PITY US BILLIONAIRES

 "Okay, so I'm worth billions.
Big deal. I have problems
you wouldn't even dream
were possible. So, don't
pick on me, please!"
 

It’s a tough life up here
With the billionaires

By MICHAEL JOHNSON
of TheColumnists.com

 

I can’t sleep. I can’t eat. I spend my time day and night worrying. They won’t let me do my gardening or drive my car. They won’t let me near the controls of my private jet. Being a billionaire these days is the pits.

Now the last straw. Forbes listed 946 of us around the world and somehow overlooked me. How could this happen? I joined the country club. I play golf. I subscribe to The Wall Street Journal. I’m on all the charity mailing lists. But I’m not even being treated as an equal, much less getting respect from the 9 million sniveling American millionaires beneath me.

It was some comfort to me that Bill Gates got knocked off of the top spot this year by Omaha investor Warren Buffett, who is said to be worth $60 billion, slightly ahead of Mexican telecom mogul Carlos Slim Helú and $2 billion ahead of Gates. Is Gates finally coming unraveled? Call it schadenfreude but I enjoy seeing him tank.

A friend predicts that there are so many of us now that we qualify as a special interest group. I’m pushing for new legislation to protect us from the usual predators --the bond salesmen, the solicitors for charities, the tax collectors, the psychiatrists. We need to get “protected species” status or we won’t last. I plan to donate generously to the campaigns of John McCain and the Democrat if they ever decide which one they want.

I can’t get over my lack of recognition, though. Last week I bought “Richistan”, the inside story of our super-rich class, and went right to the index. There’s Jamie Johnson of Johnson & Johnson. There’s Abigail Johnson, daughter of the founder of Fidelity Investments. That’s it for the Johnsons.

My doctor says to relax, I only have a bad case of affluenza--that achey feeling that comes from knowing there is something wrong about hoarding so much cash and yet being powerless to stop wanting more. There is no cure other than to give it all away, and that’s not going to happen.

I wish I had the optimism of a Russian mafioso I met on the Riviera recently. “We have possibility to do all what we want,” he said. He had that porcine look of the overfed Slav about him, and on his arm was a gorgeous blonde with bangles everywhere. I know what he wants.

The worst thing about being a billionaire, at least in my experience, is the constant worry about seeing it all evaporate, *poof*. I don’t keep it in a box in my basement where I can watch it. That would be sick. I only see it on my daily financial statements. But I admit sometimes I have this urge to scoop up handfuls of large-denomination coins and hear them tinkle into a big pile on the floor.

One Seattle billionaire I know got in trouble a couple of years ago and had to sell his yacht and his private island to avoid sliding into relative poverty--the high hundreds of millions.
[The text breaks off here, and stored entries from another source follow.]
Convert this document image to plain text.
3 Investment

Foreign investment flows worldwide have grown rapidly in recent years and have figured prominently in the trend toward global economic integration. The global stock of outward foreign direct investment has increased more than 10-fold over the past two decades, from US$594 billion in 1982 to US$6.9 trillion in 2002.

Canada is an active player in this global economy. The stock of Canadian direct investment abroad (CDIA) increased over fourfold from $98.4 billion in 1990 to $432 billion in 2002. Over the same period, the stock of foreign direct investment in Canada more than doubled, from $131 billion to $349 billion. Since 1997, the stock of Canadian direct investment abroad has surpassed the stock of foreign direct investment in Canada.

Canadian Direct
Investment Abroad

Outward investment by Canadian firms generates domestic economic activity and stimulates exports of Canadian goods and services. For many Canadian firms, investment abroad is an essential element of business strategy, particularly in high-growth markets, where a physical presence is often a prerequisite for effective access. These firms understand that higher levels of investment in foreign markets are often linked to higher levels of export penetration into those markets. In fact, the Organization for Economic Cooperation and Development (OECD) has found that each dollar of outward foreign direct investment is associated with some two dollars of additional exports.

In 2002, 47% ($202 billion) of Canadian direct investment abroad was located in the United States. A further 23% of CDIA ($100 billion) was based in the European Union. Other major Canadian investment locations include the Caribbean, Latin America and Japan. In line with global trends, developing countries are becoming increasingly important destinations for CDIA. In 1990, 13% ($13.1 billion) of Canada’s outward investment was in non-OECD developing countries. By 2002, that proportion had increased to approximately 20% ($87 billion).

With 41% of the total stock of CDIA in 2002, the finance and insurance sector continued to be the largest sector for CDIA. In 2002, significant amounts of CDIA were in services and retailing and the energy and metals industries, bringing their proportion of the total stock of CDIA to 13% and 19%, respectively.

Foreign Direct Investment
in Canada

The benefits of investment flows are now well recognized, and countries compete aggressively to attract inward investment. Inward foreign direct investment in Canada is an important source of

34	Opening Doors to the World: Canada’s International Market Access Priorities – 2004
We all watched with horror, wondering when our turn would come. “Richistan” quotes one of my fellow billionaires as saying we are all afflicted by a combination of greed and fear--but there’s a bright side. “If people stay worried, it’s part of what motivates them. We’re always worried,” he said. Amen.

However obscene our bottom line, it’s never enough. A consultant friend of mine who used to work with Nelson Rockefeller remembers hearing him complain of bouts of insecurity. Rockefeller’s personal net worth was about $3 billion. “How much would you need?” my friend asked. “Four billion ought to do it,” Rockefeller said. He died insecure.

Sometimes I feel the end is already in sight for me, too. I did what my idiot financial adviser said. I put most of it in the stock market. In the last dip, I finished with a small fortune, which would be okay except that I started with a large fortune. He says not to worry, it will bounce back. But in my lifetime? I’m such a wreck I can hardly get up in the morning to check my Blackberry for messages from my broker. I keep it right under my pillow, in case my holdings recover while I’m sleeping.

Besides suffering from constant fear, we billionaires also are guilty of envy. So what if I have 37 people on my household staff? That’s still not as many as he guy whose phony château looms over my spread. He has 107, including his team of masseurs. He also has a yacht in Cannes, a villa in Provence, and he owns about one-third of Montana. I feel so small.

Even the people below me in the pecking order seem to look down their noses at me. I can’t stand the smirks on the faces of the middle class guys who live in their wooden matchstick McMansions down the hill.

What’s wrong with being a billionaire anyway?

©2008 by Michael Johnson. The illustration is from IMSI's Master Clips Collection, 1895 Francisco Blvd. E., San Rafael, CA, 94901-5506, USA. This column first posted March 17, 2008.

 EDITOR'S NOTE

Because of his vast, immeasurable wealth, Mr. Johnson is not paid the
extravagant salary that other columnists on this web site enjoy. He has
simple tastes and does not throw money about in a profligate manner.
You will note he has not even purchased a hair supplement nor had a
cosmetic makeover, preferring to greet the world, "humbly, as I truly am."